Суздальчане взяли за образец Дмитриевский собор и церковь Покрова и учились у их мастеров.
Букварь подъезжал и подходил к городу по всем дорогам, видел толпу церквей и башен с разных сторон. Но была у Букваря любимая, Владимирская, дорога.
Дорога эта совсем обычная, покрытая недавно асфальтом, бежит себе увалами, и три деревушки стоят на этой дороге, совсем обычные – Борисовское, Батыево и Павловское. Но Букварь-то знал, что по дороге этой девять веков назад шли обозы из Киева в Суздаль, знал, что село Борисовское принадлежало Ивану Калите и было завещано им сыну Симеону Гордому, знал, что в селе Батыеве стоял грозный узкоглазый хан, знал, что село Павловское куплено было женой Александра Невского. Букварь вспоминал об этом каждый раз, когда ехал Владимирской дорогой.
Букварь знал стихи о ленинградском Летнем саде, где «замертво спят сотни тысяч шагов врагов и друзей, друзей и врагов. А шествию теней не видно конца от вазы гранитной до двери дворца». В Суздале тоже спали сотни тысяч шагов. В Суздале, и на Владимирской дороге, и в Борисовском, и в Батыеве. Букварь очень хотел услышать эти шаги. Это было невозможно, но Букварь очень хотел. Иногда наступали минуты, когда Букварю казалось, что невероятное произойдет. В поле, на пашне, окруженной стенами леса, где все современное исчезало, Букварь воображал себя в двенадцатом веке и ждал, что из-за леса появится рать. Он слышал топот коней, их ржание, и звон металлических доспехов, и людские крики. Он ждал, волновался, а потом где-нибудь за Каменкой начинал тарахтеть трактор.

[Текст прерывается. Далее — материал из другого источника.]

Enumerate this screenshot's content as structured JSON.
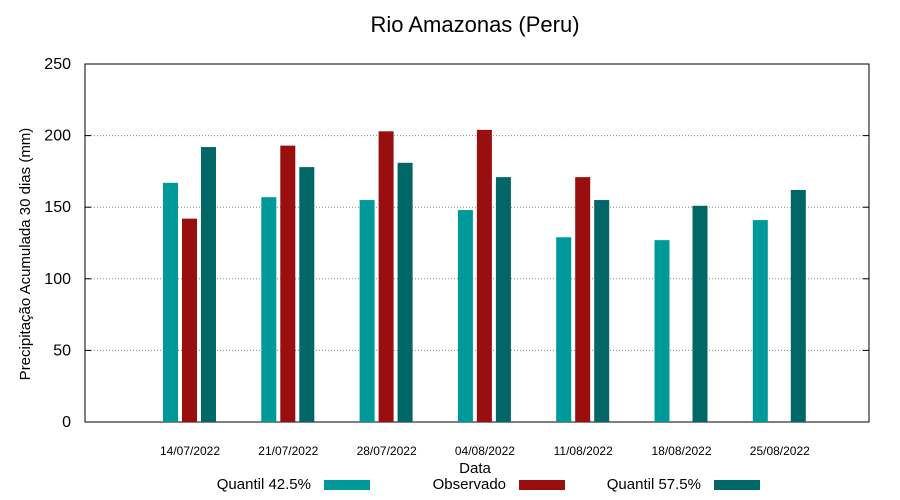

Он пытался услышать эти шаги в Покровском монастыре, где бывал Иван Грозный и где в склепах лежали опальные царицы. Он вслушивался в звуки у розовых стен Спасо-Евфимиевского монастыря, за которыми могильным камнем был прикрыт герой России Дмитрий Пожарский. Он хотел услышать спящие шаги для того, чтобы отчетливее уяснить себе связь времен и связь поколений.
Каждый раз, когда Букварь оставался один на один с древними камнями, он очень хотел увидеть людей всех веков, увидеть жизнь Руси, попасть во все времена и быть свидетелем боев, разговоров, просто каких-то молчаливых сцен. Он мечтал увидеть Святослава, Грозного, и Петра, и Пушкина, и миллионы других людей. Увидеть их не вместе, а в отдельности, каждого, чтобы уловить связь между ними, чтобы понять, как сменили друг друга поколения и почему так велик его народ.